In the past, it was common practice for products marketed as ‘diet’ or ‘lite’ options to just be contained in smaller packaging. Many manufacturers reduced the fat content and simply replaced it with sugar. Legislation came in to crack down on the practice, but the damage had already been done and their customers on the way to obesity.

Manufacturers, recognising they could achieve top profits with diet brands, bought or created their own. For example, many dieters are unaware that Heinz produces the Weight Watchers ready meal range.

 

Misleading labels

Although nutrition labelling has been widely introduced over the past few years, there is little consistency between brands, making it difficult for consumers to interpret the details. Ingredient and nutrition listings are often in tiny fonts, not easy for the busy consumer to read and absorb.

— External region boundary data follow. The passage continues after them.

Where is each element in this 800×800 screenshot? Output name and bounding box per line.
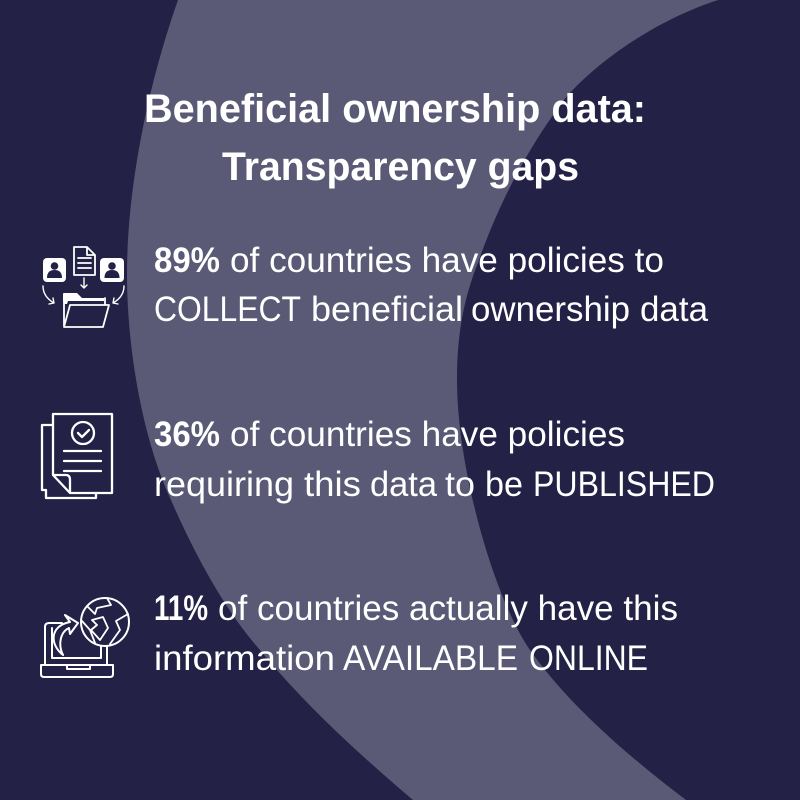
title — [144, 87, 646, 189]
statistic: 36% published: be — [485, 465, 523, 504]
icon: laptop with arrow and globe — [41, 598, 129, 677]
statistic: 11% available online: of countries actually have this — [218, 589, 678, 628]
statistic: 89% collect — [154, 241, 709, 329]
statistic: 36% published — [154, 415, 715, 504]
statistic: 36% published: to — [445, 465, 475, 504]
statistic: 89% collect: COLLECT — [154, 290, 301, 329]
statistic: 89% collect: 89% — [154, 241, 220, 280]
statistic: 89% collect: of countries have policies to — [230, 241, 664, 280]
title: Transparency gaps — [222, 145, 579, 189]
statistic: 36% published: of countries have policies — [230, 415, 625, 454]
icon: people and document into folder — [43, 247, 124, 327]
statistic: 36% published: PUBLISHED — [533, 465, 715, 504]
statistic: 89% collect: ownership — [471, 290, 630, 329]
statistic: 36% published: this — [304, 465, 361, 504]
statistic: 11% available online: AVAILABLE — [343, 639, 518, 678]
statistic: 89% collect: beneficial — [311, 290, 463, 329]
statistic: 11% available online: 11% — [154, 589, 208, 628]
statistic: 11% available online: information — [154, 639, 335, 678]
icon: checked document stack — [42, 414, 112, 498]
decorative crescent — [127, 0, 718, 800]
title: Beneficial ownership data: — [144, 87, 646, 131]
statistic: 36% published: 36% — [154, 415, 220, 454]
statistic: 11% available online — [154, 589, 678, 678]
statistic: 36% published: requiring — [154, 465, 294, 504]
statistic: 36% published: data — [370, 465, 438, 504]
statistic: 89% collect: data — [640, 290, 709, 329]
statistic: 11% available online: ONLINE — [529, 639, 648, 678]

The size of a portion may also vary considerably between products. Portion sizes are controlled by manufacturers, so we eat in multiples of their single portion. If a single portion is too small, you are more likely to eat two portions than buy two and eat one and a half. You may also be misled that the calories stated are for the entire packet, rather than one of two portions.

High-calorie products are often marketed with a health focus. For example, a box of cereal may be full of sugar, but will claim to boost concentration or offer valuable fibre, when better health benefits could be gained from products with fewer calories.

So what are we going to do about it?

On the surface, some attempts have been made to improve consumer health. In 2011, the Department of Health set up the Public Health Responsibility Deal – asking the food industry to agree to a set of pledges including clearer labelling, calorie reduction and removing artificial ingredients. Many believe the project to be a failure.

In a recent Telegraph interview, a spokesperson from the National Obesity Forum said: “We need the same sort of legislation over sugar and fat that we had over salt. The reduction in salt in our diet has been a triumph, and it came about because the Food Standards Agency was given the power to force food companies into line. Then responsibility for nutrition was taken away from the FSA and the government set up the Responsibility Deal, which has been a catastrophe because it has allowed the sugar industry to make merry. Processed foods are being bulked up with sugar and fat for preservation and taste, and because of the financial climate, it’s all people think they can afford.”
Let’s go back to that stat – if we carry on at this rate, 50% of us will be obese by 2050.

In the same way that smoking has become socially unacceptable in the UK, we need a co-ordinated stance to change our culture. As well as each individual taking responsibility for their own health, politicians, medics, journalists and our food industry all have a part to play in a healthier future.

Unless we take drastic action now, forcing our food industry to change, our children and grandchildren will be sentenced to a lifetime of diabetes, heart disease, infertility, arthritis and 
early death. What are you going to choose?